= Kenneth William Faulkner =

American politician

Kenneth William Faulkner (born 1948) is a former Republican Party politician who served for 10 weeks in the New Jersey General Assembly. After a collegiate career with the Campbell Fighting Camels basketball team, he was inducted into the Campbell University Hall of Fame. He is also a retired teacher, school administrator and high school basketball coach.

Faulkner grew up in Delanco Township, New Jersey and graduated from Riverside High School as part of the class of 1966. After playing at Campbell College (now Campbell University), he became a high school basketball coach. During his 24-year coaching career at Burlington Township High School, Faulkner led the team to a 521–129 record and three NJSIAA Group I state championships. He stepped down from his position as coach in 1996 to take a post as principal of Thomas O. Hopkins Middle School, stating that he couldn't be both a basketball coach and an effective school administrator.

==Elected office==
Faulkner, a resident of Delanco Township, was chosen to replace Carmine DeSopo on the Republican ticket for the 7th Legislative District, together with George Williams running for the other Assembly seat and Diane Allen for Senate.

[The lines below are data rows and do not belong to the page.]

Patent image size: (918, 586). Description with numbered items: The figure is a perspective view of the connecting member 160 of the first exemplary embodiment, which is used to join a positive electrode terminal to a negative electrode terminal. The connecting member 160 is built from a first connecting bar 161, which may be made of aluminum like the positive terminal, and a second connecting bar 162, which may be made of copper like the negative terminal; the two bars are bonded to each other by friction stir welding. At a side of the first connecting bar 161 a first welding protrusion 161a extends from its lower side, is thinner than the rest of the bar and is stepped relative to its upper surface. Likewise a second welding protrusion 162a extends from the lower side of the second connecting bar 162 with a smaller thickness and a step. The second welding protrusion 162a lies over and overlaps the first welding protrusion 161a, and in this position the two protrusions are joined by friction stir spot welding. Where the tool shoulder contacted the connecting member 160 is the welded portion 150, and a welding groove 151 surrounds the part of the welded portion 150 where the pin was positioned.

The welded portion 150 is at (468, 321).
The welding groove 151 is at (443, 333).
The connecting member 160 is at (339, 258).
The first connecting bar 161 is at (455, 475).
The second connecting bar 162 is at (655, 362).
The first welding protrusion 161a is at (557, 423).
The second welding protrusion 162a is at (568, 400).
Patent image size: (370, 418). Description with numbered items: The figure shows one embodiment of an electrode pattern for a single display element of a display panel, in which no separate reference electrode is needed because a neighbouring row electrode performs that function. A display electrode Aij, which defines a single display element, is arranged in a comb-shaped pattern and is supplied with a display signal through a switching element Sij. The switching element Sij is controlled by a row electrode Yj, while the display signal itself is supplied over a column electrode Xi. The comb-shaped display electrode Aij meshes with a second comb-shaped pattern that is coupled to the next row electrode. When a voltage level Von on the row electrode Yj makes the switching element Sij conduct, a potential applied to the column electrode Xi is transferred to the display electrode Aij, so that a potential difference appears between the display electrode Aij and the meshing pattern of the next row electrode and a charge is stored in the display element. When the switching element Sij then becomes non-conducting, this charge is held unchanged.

In the November 1997 general elections, Allen won the Senate seat, while Democrats Herb Conaway and Jack Conners were declared the winners in that year's Assembly race, after a recount which showed that Conaway was the top vote-getter and Conners winning the second seat by a margin of 74 votes. In September 1998, the New Jersey Superior Court threw out the results of the 1997 election due to problems with 160 uncounted ballots from a voting machine that affected the results for the second seat; Democrat Conners was ordered to leave office and Republican Faulkner was seated in his place.

The Republican committees of Burlington County and Camden County chose Faulkner to fill the vacated Assembly seat and the ballot position for the forthcoming special election; After being sworn into office on September 18, Faulkner used his first day in office to co-sponsor a bill raising awareness regarding arthritis, in addition to working to address issues related to education, healthcare and property taxes.

In a November 1998 special election held based on the court order throwing out the 1997 election results, Conners defeated Faulkner by 5,500 votes and was sworn into office on November 23 for the second time that year.